Aksi nekat bunuh diri mereka menewaskan sedikitnya 18 orang, termasuk diri mereka sendiri, sebagai para pelaku bom bunuh diri pada tiga gereja di Surabaya pada Minggu, dalam serangan militan terburuk di negara mayoritas Muslim terbesar di dunia dalam lebih dari satu dekade.

Tempat kediaman ibu rumah tangga beserta suami dan keempat anaknya berada di lingkungan pemukiman yang tenang dan relatif berkecukupan di Surabaya. Sebagian besar rumah di daerah itu memiliki mobil keluarga diparkir di luar dan di depan halaman kecil yang kerap dipenuhi mainan dan sepeda anak-anak.

"Istri saya berbicara dengan pelaku di kala senggang tentang pendidikan anak-anak, tentang resep makanan. Mereka sering bertemu di pasar tradisional dekat sini," kata Wery Trikusuma, yang tinggal di sebelah rumah pelaku.
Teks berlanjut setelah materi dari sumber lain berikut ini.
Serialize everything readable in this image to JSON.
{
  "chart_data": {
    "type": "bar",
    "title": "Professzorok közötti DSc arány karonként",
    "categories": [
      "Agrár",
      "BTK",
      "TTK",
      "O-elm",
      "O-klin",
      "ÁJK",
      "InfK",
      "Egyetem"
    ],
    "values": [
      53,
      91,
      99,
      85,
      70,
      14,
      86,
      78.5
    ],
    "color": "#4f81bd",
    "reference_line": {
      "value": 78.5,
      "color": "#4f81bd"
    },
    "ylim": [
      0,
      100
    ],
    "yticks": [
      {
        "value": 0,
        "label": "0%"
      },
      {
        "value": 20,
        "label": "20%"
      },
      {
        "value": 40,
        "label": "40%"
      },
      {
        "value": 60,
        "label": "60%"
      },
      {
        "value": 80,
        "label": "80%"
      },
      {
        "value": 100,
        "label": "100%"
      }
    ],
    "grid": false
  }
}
"Mereka cukup terbuka dan interaktif. Mereka menyumbangkan uang untuk perbaikan lingkungan misalnya untuk jalan. Mereka tergolong keluarga terbuka dan kerap menerima kunjungan tamu, katanya, menambahkannya" sepertinya tidak mungkin mereka dapat melakukan perbuatan senekat itu".

Sehari setelah pemboman gereja, enam orang tewas, termasuk empat pengebom, dalam serangan bunuh diri lainnya. Keluarga lain yang terdiri dari lima orang meledakkan diri, tetapi anak perempuan berusia delapan tahun itu selamat.

Dalam ledakan lain di sebuah apartemen dekat Surabaya pada Minggu malam, tiga anggota keluarga yang diyakini telah membuat bom tewas ketika salah satu perangkat bom tidak bekerja. Tiga anak selamat.

Polisi juga kemudian menembak mati empat orang yang dicurigai terkait dengan serangan itu.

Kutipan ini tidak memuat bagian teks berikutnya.